Echo de la Cop28 de Dubai

Les dirigeants des pays pollueurs sommés de dire comment ils entendent rehausser leurs engagements pour résoudre la crise climatique

Une centaine de chef d’Etats, plusieurs dizaines de délégations, des nombreux experts se sont rendus à Dubaï où se tiennent, du 30 novembre au 12 décembre 2023 à Dubaï aux Emirats arabes unis, les travaux de la COP28. Les puissants y sont sommés d’annoncer comment ils entendent rehausser leurs engagements pour résoudre une crise climatique toujours plus menaçante.

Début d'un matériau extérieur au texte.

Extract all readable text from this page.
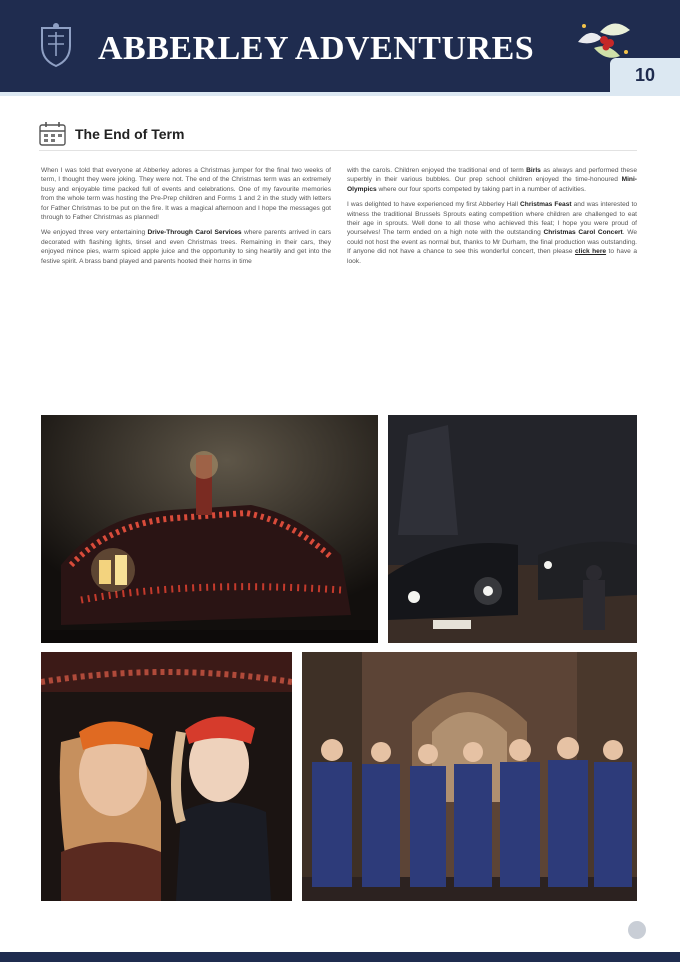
ABBERLEY ADVENTURES
10
The End of Term

When I was told that everyone at Abberley adores a Christmas jumper for the final two weeks of term, I thought they were joking. They were not. The end of the Christmas term was an extremely busy and enjoyable time packed full of events and celebrations. One of my favourite memories from the whole term was hosting the Pre-Prep children and Forms 1 and 2 in the study with letters for Father Christmas to be put on the fire. It was a magical afternoon and I hope the messages got through to Father Christmas as planned!

We enjoyed three very entertaining Drive-Through Carol Services where parents arrived in cars decorated with flashing lights, tinsel and even Christmas trees. Remaining in their cars, they enjoyed mince pies, warm spiced apple juice and the opportunity to sing heartily and get into the festive spirit. A brass band played and parents hooted their horns in time

with the carols. Children enjoyed the traditional end of term Birls as always and performed these superbly in their various bubbles. Our prep school children enjoyed the time-honoured Mini-Olympics where our four sports competed by taking part in a number of activities.

I was delighted to have experienced my first Abberley Hall Christmas Feast and was interested to witness the traditional Brussels Sprouts eating competition where children are challenged to eat their age in sprouts. Well done to all those who achieved this feat; I hope you were proud of yourselves! The term ended on a high note with the outstanding Christmas Carol Concert. We could not host the event as normal but, thanks to Mr Durham, the final production was outstanding. If anyone did not have a chance to see this wonderful concert, then please click here to have a look.
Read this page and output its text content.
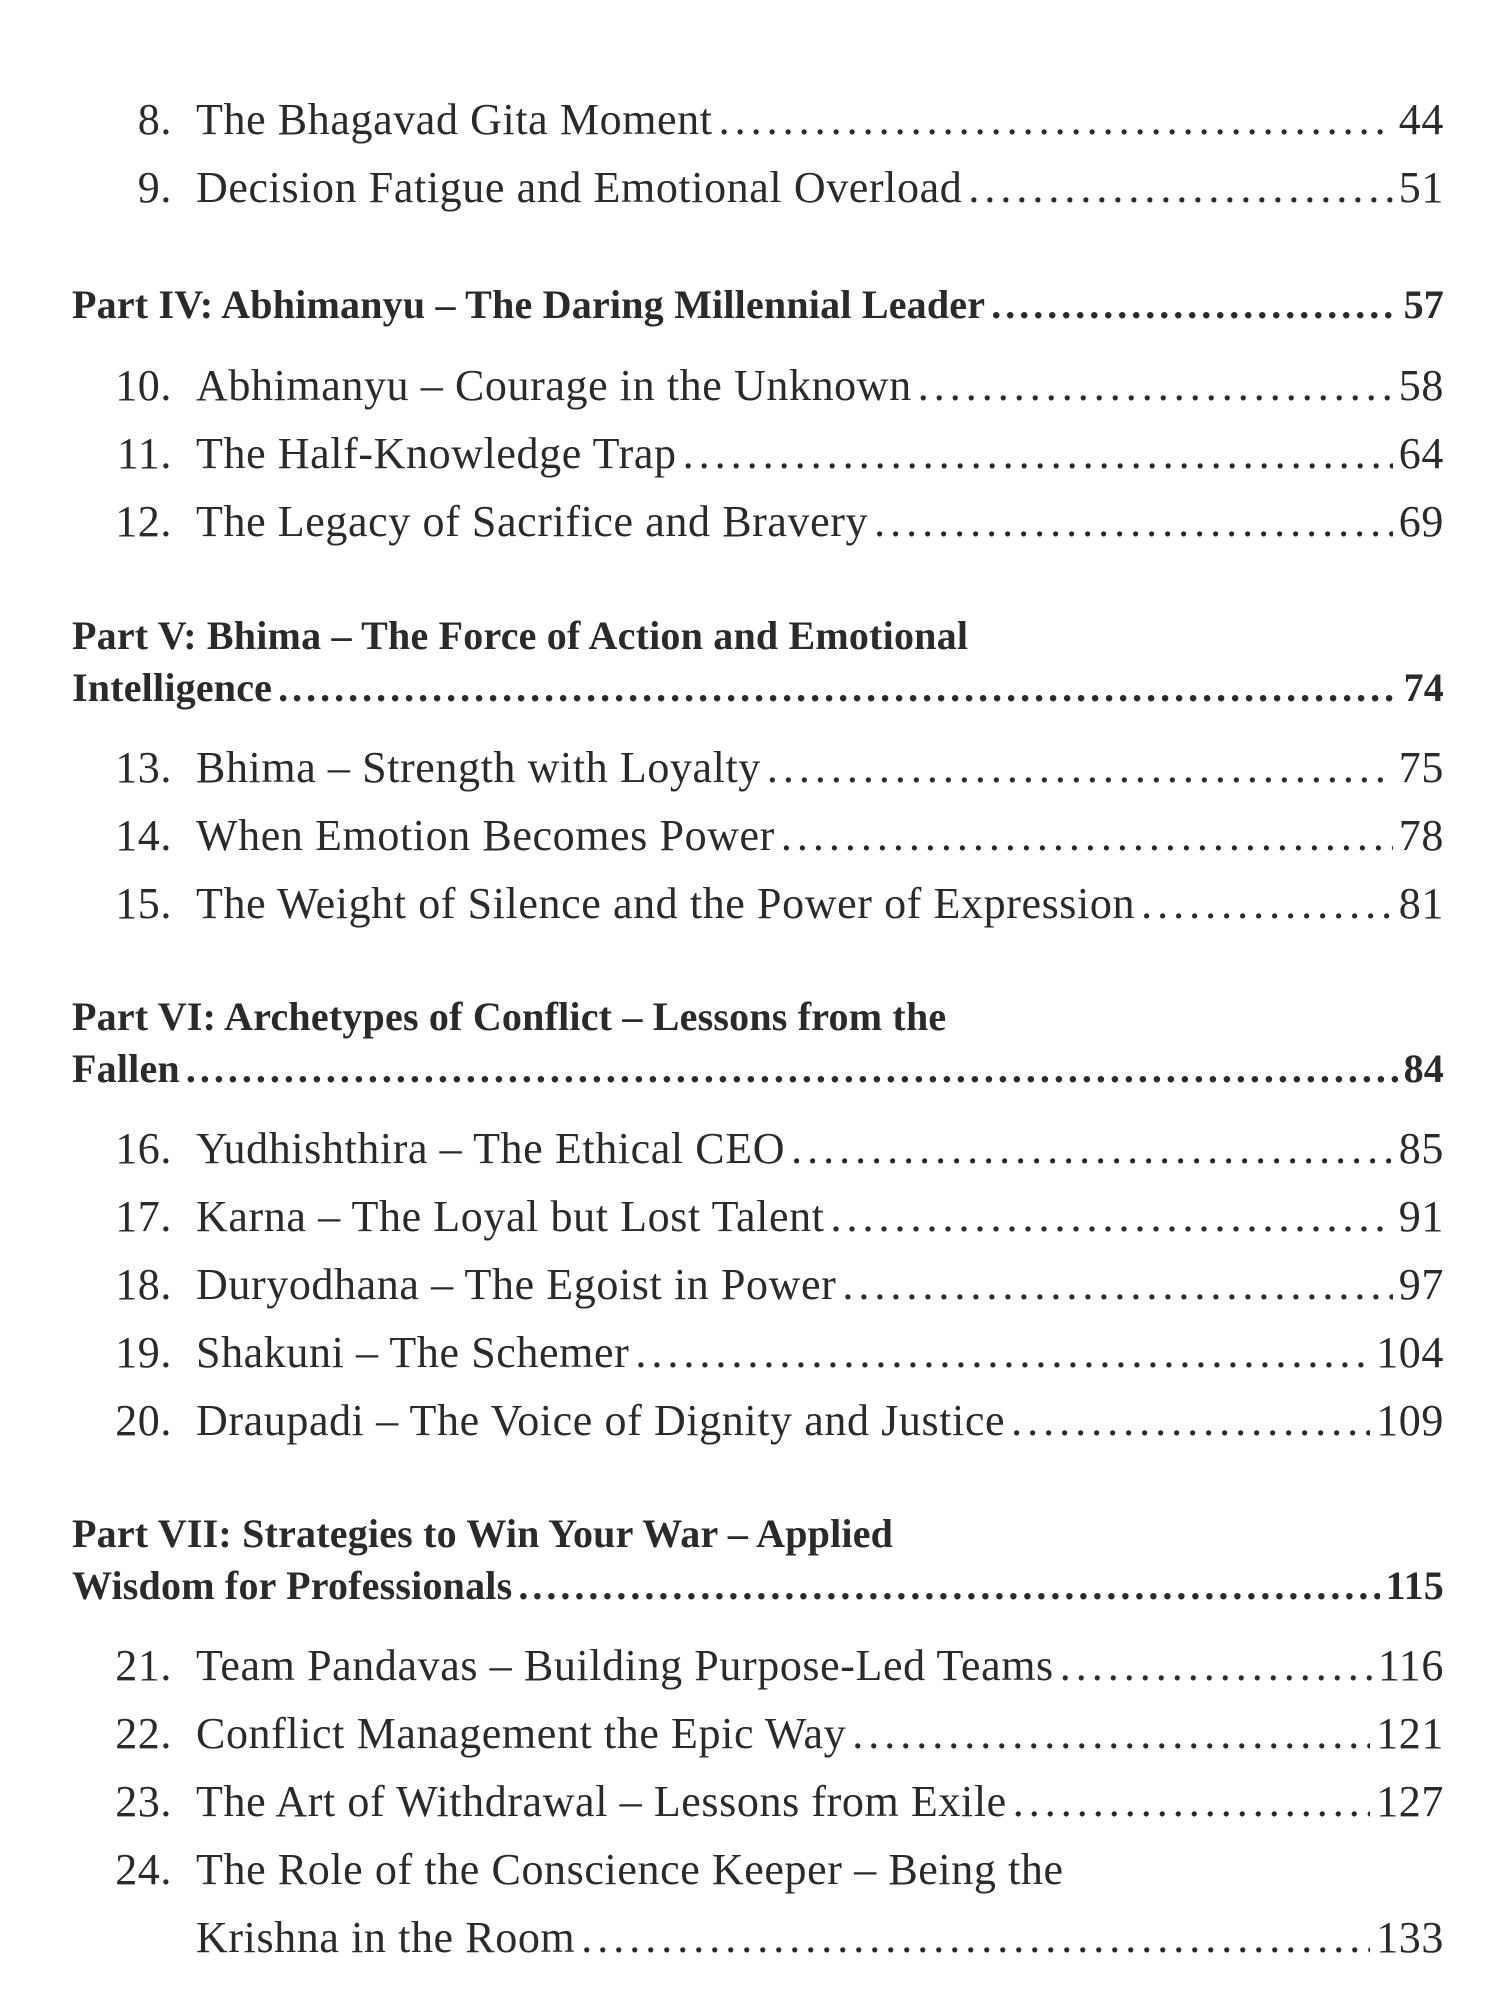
8. The Bhagavad Gita Moment . . .	44
9. Decision Fatigue and Emotional Overload . . .	51
Part IV: Abhimanyu – The Daring Millennial Leader . . .	57
10. Abhimanyu – Courage in the Unknown . . .	58
11. The Half-Knowledge Trap . . .	64
12. The Legacy of Sacrifice and Bravery . . .	69
Part V: Bhima – The Force of Action and Emotional
Intelligence . . .	74
13. Bhima – Strength with Loyalty . . .	75
14. When Emotion Becomes Power . . .	78
15. The Weight of Silence and the Power of Expression . . .	81
Part VI: Archetypes of Conflict – Lessons from the
Fallen . . .	84
16. Yudhishthira – The Ethical CEO . . .	85
17. Karna – The Loyal but Lost Talent . . .	91
18. Duryodhana – The Egoist in Power . . .	97
19. Shakuni – The Schemer . . .	104
20. Draupadi – The Voice of Dignity and Justice . . .	109
Part VII: Strategies to Win Your War – Applied
Wisdom for Professionals . . .	115
21. Team Pandavas – Building Purpose-Led Teams . . .	116
22. Conflict Management the Epic Way . . .	121
23. The Art of Withdrawal – Lessons from Exile . . .	127
24. The Role of the Conscience Keeper – Being the
Krishna in the Room . . .	133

La délégation de la Conférence épiscopale nationale du Congo, CENCO/CERN-REBAC, est bien arrivée à Dubai où, elle participe aux négociations. Malheureusement, le Pape François n’a pas pu faire le déplacement, suite aux problèmes de santé, obéissant ainsi aux recommandations de ses médecins. Le Cardinal Fridolin Ambongo, archevêque de Kinshasa et président du Symposium des conférences épiscopales d’Afrique et de Madagascar est à la tête de la délégation de l’Eglise africaine. Les négociations se font entre les parties, spécialement les États qui sont alignés comme les pays plus riches et plus pollueurs, et les pays en développement plus affectés, mais moins pollueurs.

Dans une interview à la presse, Mgr Sébastien-Joseph Muyengo, Président de la CERN et Point focal du REBAC,  a souligné deux choses : 1/ La préoccupation de l’Eglise face aux désordres climatiques aujourd’hui et ses attentes de cette énième Cop, comme les exprime le Pape François dans sa dernière exhortation Laudate Deum (Louez Dieu), publiée 8 ans après Laudato ‘Sí (Loué Sois-Tu).

2/ Les espérances qu’offre l’Afrique et particulièrement la RD. Congo, réputée « Pays solution, l’un de deux poumons du monde » et ce qu’elle attend de cette Cop28.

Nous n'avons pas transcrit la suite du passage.